We zien inmiddels ook dat 60% van de rijksuitgaven over de schutting wordt gegooid naar gemeenten en naar instellingen. Deze miljarden worden dus in dit huis niet meer verantwoord. Wie weet wat er met dat geld gebeurt? Tegelijkertijd lees ik dat de helft van de gemeenten geen goedkeurende verklaring krijgt van een accountant. Dat spreekt boekdelen. We gooien 60% over de schutting, en aan de ander kant van de schutting wordt geen goedkeurende verklaring afgegeven door de accountant. Gemeenten, zo lazen we dan ook vorig jaar, houden 1,2 miljard over aan zorggeld. Het blijft gewoon op de plank liggen, terwijl de ouderen thuis zitten te verpieteren. De burger verdient een deugdelijke verantwoording van hoe zijn zuur verdiende belastingcenten worden besteed en dat gebeurt nu onvoldoende.

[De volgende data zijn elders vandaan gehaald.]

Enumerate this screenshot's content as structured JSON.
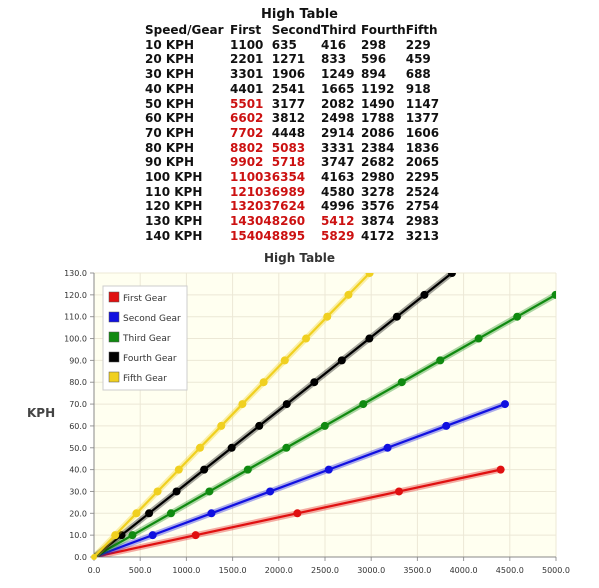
{
  "table": {
    "title": "High Table",
    "headers": [
      "Speed/Gear",
      "First",
      "Second",
      "Third",
      "Fourth",
      "Fifth"
    ],
    "rows": [
      {
        "cells": [
          "10 KPH",
          "1100",
          "635",
          "416",
          "298",
          "229"
        ],
        "red": []
      },
      {
        "cells": [
          "20 KPH",
          "2201",
          "1271",
          "833",
          "596",
          "459"
        ],
        "red": []
      },
      {
        "cells": [
          "30 KPH",
          "3301",
          "1906",
          "1249",
          "894",
          "688"
        ],
        "red": []
      },
      {
        "cells": [
          "40 KPH",
          "4401",
          "2541",
          "1665",
          "1192",
          "918"
        ],
        "red": []
      },
      {
        "cells": [
          "50 KPH",
          "5501",
          "3177",
          "2082",
          "1490",
          "1147"
        ],
        "red": [
          1
        ]
      },
      {
        "cells": [
          "60 KPH",
          "6602",
          "3812",
          "2498",
          "1788",
          "1377"
        ],
        "red": [
          1
        ]
      },
      {
        "cells": [
          "70 KPH",
          "7702",
          "4448",
          "2914",
          "2086",
          "1606"
        ],
        "red": [
          1
        ]
      },
      {
        "cells": [
          "80 KPH",
          "8802",
          "5083",
          "3331",
          "2384",
          "1836"
        ],
        "red": [
          1,
          2
        ]
      },
      {
        "cells": [
          "90 KPH",
          "9902",
          "5718",
          "3747",
          "2682",
          "2065"
        ],
        "red": [
          1,
          2
        ]
      },
      {
        "cells": [
          "100 KPH",
          "11003",
          "6354",
          "4163",
          "2980",
          "2295"
        ],
        "red": [
          1,
          2
        ]
      },
      {
        "cells": [
          "110 KPH",
          "12103",
          "6989",
          "4580",
          "3278",
          "2524"
        ],
        "red": [
          1,
          2
        ]
      },
      {
        "cells": [
          "120 KPH",
          "13203",
          "7624",
          "4996",
          "3576",
          "2754"
        ],
        "red": [
          1,
          2
        ]
      },
      {
        "cells": [
          "130 KPH",
          "14304",
          "8260",
          "5412",
          "3874",
          "2983"
        ],
        "red": [
          1,
          2,
          3
        ]
      },
      {
        "cells": [
          "140 KPH",
          "15404",
          "8895",
          "5829",
          "4172",
          "3213"
        ],
        "red": [
          1,
          2,
          3
        ]
      }
    ]
  },
  "chart_data": {
    "type": "line",
    "title": "High Table",
    "xlabel": "",
    "ylabel": "KPH",
    "xlim": [
      0,
      5000
    ],
    "ylim": [
      0,
      130
    ],
    "xticks": [
      "0.0",
      "500.0",
      "1000.0",
      "1500.0",
      "2000.0",
      "2500.0",
      "3000.0",
      "3500.0",
      "4000.0",
      "4500.0",
      "5000.0"
    ],
    "yticks": [
      "0.0",
      "10.0",
      "20.0",
      "30.0",
      "40.0",
      "50.0",
      "60.0",
      "70.0",
      "80.0",
      "90.0",
      "100.0",
      "110.0",
      "120.0",
      "130.0"
    ],
    "grid": true,
    "legend_position": "top-left",
    "series": [
      {
        "name": "First Gear",
        "color": "#e01010",
        "points": [
          [
            0,
            0
          ],
          [
            1100,
            10
          ],
          [
            2201,
            20
          ],
          [
            3301,
            30
          ],
          [
            4401,
            40
          ]
        ]
      },
      {
        "name": "Second Gear",
        "color": "#1010e0",
        "points": [
          [
            0,
            0
          ],
          [
            635,
            10
          ],
          [
            1271,
            20
          ],
          [
            1906,
            30
          ],
          [
            2541,
            40
          ],
          [
            3177,
            50
          ],
          [
            3812,
            60
          ],
          [
            4448,
            70
          ]
        ]
      },
      {
        "name": "Third Gear",
        "color": "#108a10",
        "points": [
          [
            0,
            0
          ],
          [
            416,
            10
          ],
          [
            833,
            20
          ],
          [
            1249,
            30
          ],
          [
            1665,
            40
          ],
          [
            2082,
            50
          ],
          [
            2498,
            60
          ],
          [
            2914,
            70
          ],
          [
            3331,
            80
          ],
          [
            3747,
            90
          ],
          [
            4163,
            100
          ],
          [
            4580,
            110
          ],
          [
            4996,
            120
          ]
        ]
      },
      {
        "name": "Fourth Gear",
        "color": "#000000",
        "points": [
          [
            0,
            0
          ],
          [
            298,
            10
          ],
          [
            596,
            20
          ],
          [
            894,
            30
          ],
          [
            1192,
            40
          ],
          [
            1490,
            50
          ],
          [
            1788,
            60
          ],
          [
            2086,
            70
          ],
          [
            2384,
            80
          ],
          [
            2682,
            90
          ],
          [
            2980,
            100
          ],
          [
            3278,
            110
          ],
          [
            3576,
            120
          ],
          [
            3874,
            130
          ]
        ]
      },
      {
        "name": "Fifth Gear",
        "color": "#f0d020",
        "points": [
          [
            0,
            0
          ],
          [
            229,
            10
          ],
          [
            459,
            20
          ],
          [
            688,
            30
          ],
          [
            918,
            40
          ],
          [
            1147,
            50
          ],
          [
            1377,
            60
          ],
          [
            1606,
            70
          ],
          [
            1836,
            80
          ],
          [
            2065,
            90
          ],
          [
            2295,
            100
          ],
          [
            2524,
            110
          ],
          [
            2754,
            120
          ],
          [
            2983,
            130
          ]
        ]
      }
    ]
  }
}
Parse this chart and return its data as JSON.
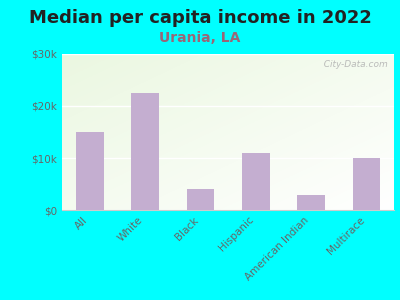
{
  "title": "Median per capita income in 2022",
  "subtitle": "Urania, LA",
  "categories": [
    "All",
    "White",
    "Black",
    "Hispanic",
    "American Indian",
    "Multirace"
  ],
  "values": [
    15000,
    22500,
    4000,
    11000,
    2800,
    10000
  ],
  "bar_color": "#c4aed0",
  "background_outer": "#00FFFF",
  "ylim": [
    0,
    30000
  ],
  "yticks": [
    0,
    10000,
    20000,
    30000
  ],
  "ytick_labels": [
    "$0",
    "$10k",
    "$20k",
    "$30k"
  ],
  "title_fontsize": 13,
  "subtitle_fontsize": 10,
  "tick_fontsize": 7.5,
  "tick_color": "#666666",
  "title_color": "#222222",
  "subtitle_color": "#996677",
  "watermark": "  City-Data.com",
  "watermark_icon": "@"
}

Neem de opvang van asielzoekers. We mogen niet vragen wat dat kost. We mogen niet weten wat het kost. Deze minister van Financiën weigert zich te verantwoorden: het is onbehoorlijk om te vragen wat een asielzoeker kost aan opvang. Wel tienduizenden gelukszoekers binnenlaten, maar wat dat kost, mogen we niet weten. Ik ben dan ook blij dat de Algemene Rekenkamer dit jaar een poging heeft gedaan om die kosten te berekenen. Het zijn weliswaar schattingen, maar beter iets dan niets. In 2015 bedroegen de uitgaven voor asielopvang 1,8 miljard euro, voor de opvang van 58.000 asielzoekers. Wat schetst mijn verbazing? In 2016 kost het nog steeds 1,8 miljard euro voor de helft van het aantal asielzoekers. Hoe kan dat? Hoe kan de helft van het aantal asielzoekers evenveel kosten als twee keer zoveel? Is dat soms omdat het COA langjarige huurcontracten heeft afgesloten en nu moet betalen voor lege opvangcentra? Er sluiten 45 azc's. Zeg me dat het niet zo is. Wie is aanspreekbaar voor deze verspilling? Wie kunnen we op dit wanbeleid afrekenen?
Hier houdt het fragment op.